Here, appellant’s argument concerning the legality of his sentence was addressed on
appeal from the revocation order, and it was decided in that appeal that no prejudicial error had
occurred. The law-of-the-case doctrine dictates that an issue raised and concluded in a prior
appellate decision may not be reconsidered in a subsequent appeal, as the matter becomes res
judicata. Kelly v. Norris, 2013 Ark. 90 (per curiam) (citing Mosley v. Norris, 2010 Ark. 501 (per
curiam)). If the merits of the claim were addressed, and the claim was adjudicated, resolution
of that issue is settled. Id. Accordingly, appellant was not entitled to raise again the issue
concerning the suspended sentence.
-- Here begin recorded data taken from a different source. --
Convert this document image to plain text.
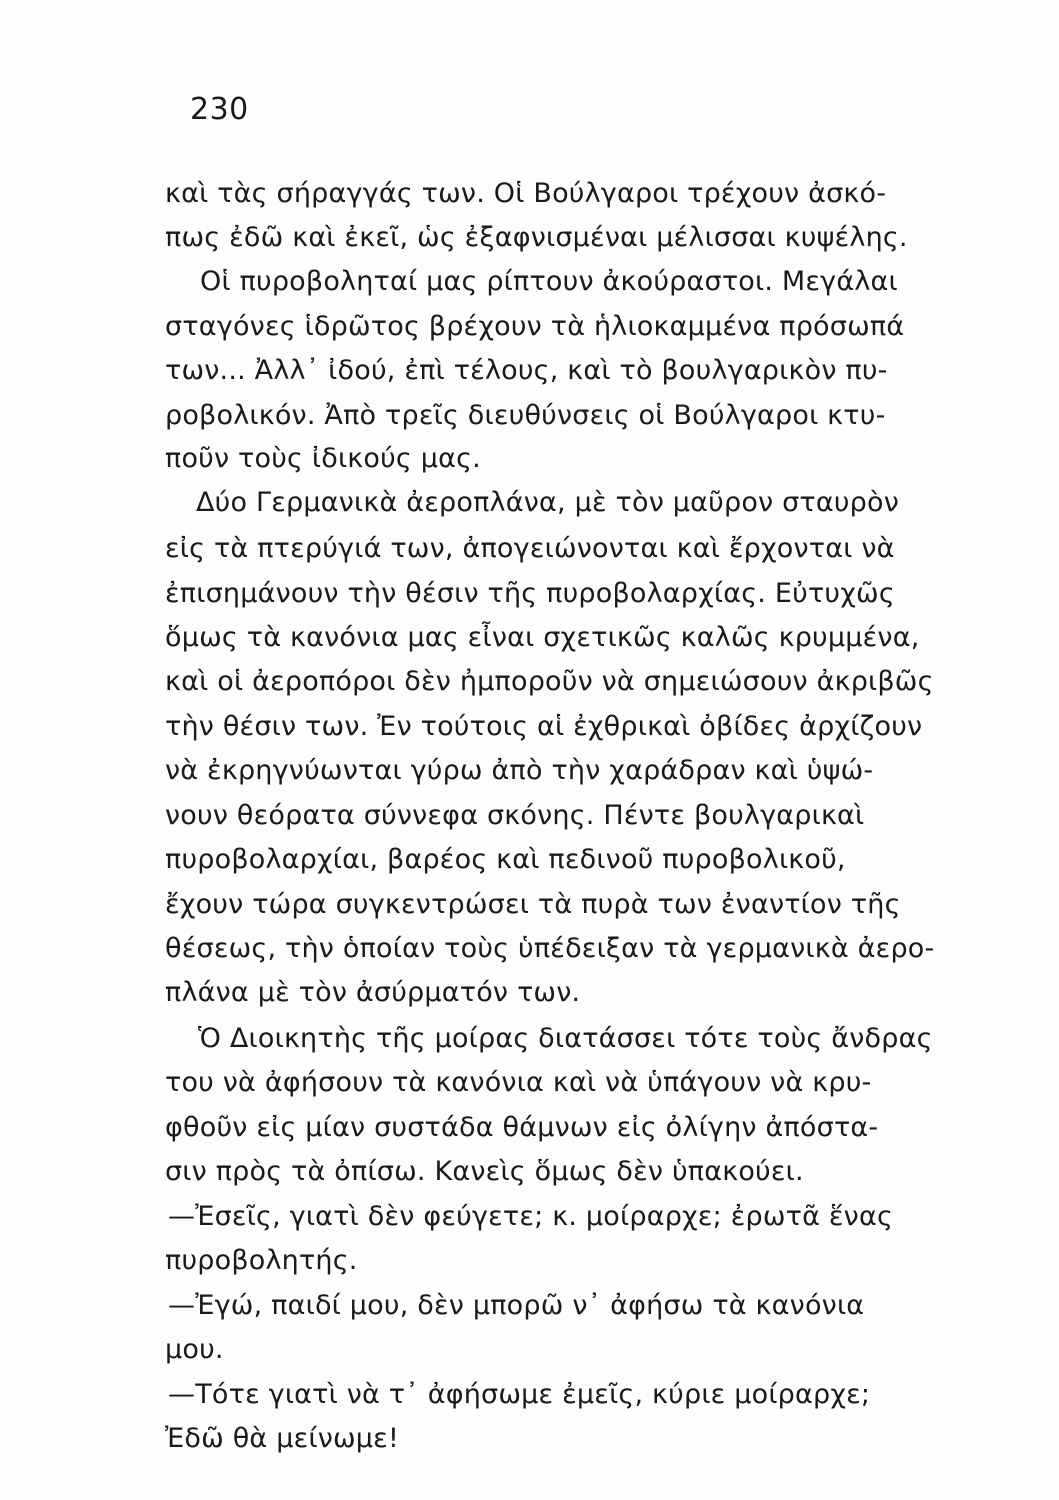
230
καὶ τὰς σήραγγάς των. Οἱ Βούλγαροι τρέχουν ἀσκό-
πως ἐδῶ καὶ ἐκεῖ, ὡς ἐξαφνισμέναι μέλισσαι κυψέλης.
Οἱ πυροβοληταί μας ρίπτουν ἀκούραστοι. Μεγάλαι
σταγόνες ἱδρῶτος βρέχουν τὰ ἡλιοκαμμένα πρόσωπά
των... Ἀλλ᾽ ἰδού, ἐπὶ τέλους, καὶ τὸ βουλγαρικὸν πυ-
ροβολικόν. Ἀπὸ τρεῖς διευθύνσεις οἱ Βούλγαροι κτυ-
ποῦν τοὺς ἰδικούς μας.
Δύο Γερμανικὰ ἀεροπλάνα, μὲ τὸν μαῦρον σταυρὸν
εἰς τὰ πτερύγιά των, ἀπογειώνονται καὶ ἔρχονται νὰ
ἐπισημάνουν τὴν θέσιν τῆς πυροβολαρχίας. Εὐτυχῶς
ὅμως τὰ κανόνια μας εἶναι σχετικῶς καλῶς κρυμμένα,
καὶ οἱ ἀεροπόροι δὲν ἠμποροῦν νὰ σημειώσουν ἀκριβῶς
τὴν θέσιν των. Ἐν τούτοις αἱ ἐχθρικαὶ ὀβίδες ἀρχίζουν
νὰ ἐκρηγνύωνται γύρω ἀπὸ τὴν χαράδραν καὶ ὑψώ-
νουν θεόρατα σύννεφα σκόνης. Πέντε βουλγαρικαὶ
πυροβολαρχίαι, βαρέος καὶ πεδινοῦ πυροβολικοῦ,
ἔχουν τώρα συγκεντρώσει τὰ πυρὰ των ἐναντίον τῆς
θέσεως, τὴν ὁποίαν τοὺς ὑπέδειξαν τὰ γερμανικὰ ἀερο-
πλάνα μὲ τὸν ἀσύρματόν των.
Ὁ Διοικητὴς τῆς μοίρας διατάσσει τότε τοὺς ἄνδρας
του νὰ ἀφήσουν τὰ κανόνια καὶ νὰ ὑπάγουν νὰ κρυ-
φθοῦν εἰς μίαν συστάδα θάμνων εἰς ὀλίγην ἀπόστα-
σιν πρὸς τὰ ὀπίσω. Κανεὶς ὅμως δὲν ὑπακούει.
—Ἐσεῖς, γιατὶ δὲν φεύγετε; κ. μοίραρχε; ἐρωτᾶ ἕνας
πυροβολητής.
—Ἐγώ, παιδί μου, δὲν μπορῶ ν᾽ ἀφήσω τὰ κανόνια
μου.
—Τότε γιατὶ νὰ τ᾽ ἀφήσωμε ἐμεῖς, κύριε μοίραρχε;
Ἐδῶ θὰ μείνωμε!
Moreover, even if the allegation raised by appellant in his
petition had not already been addressed and settled, he raised no ground for relief that
demonstrated a jurisdictional defect in the proceeding against him or that the judgment-and-
commitment order was facially invalid. Appellant did not establish that the writ should issue,
and the circuit court did not err in dismissing the petition.
Affirmed.
Orvil Dale Loftis, pro se appellant.
Dustin McDaniel, Att’y Gen., by: Rebecca Kane, Ass’t Att’y Gen., for appellee.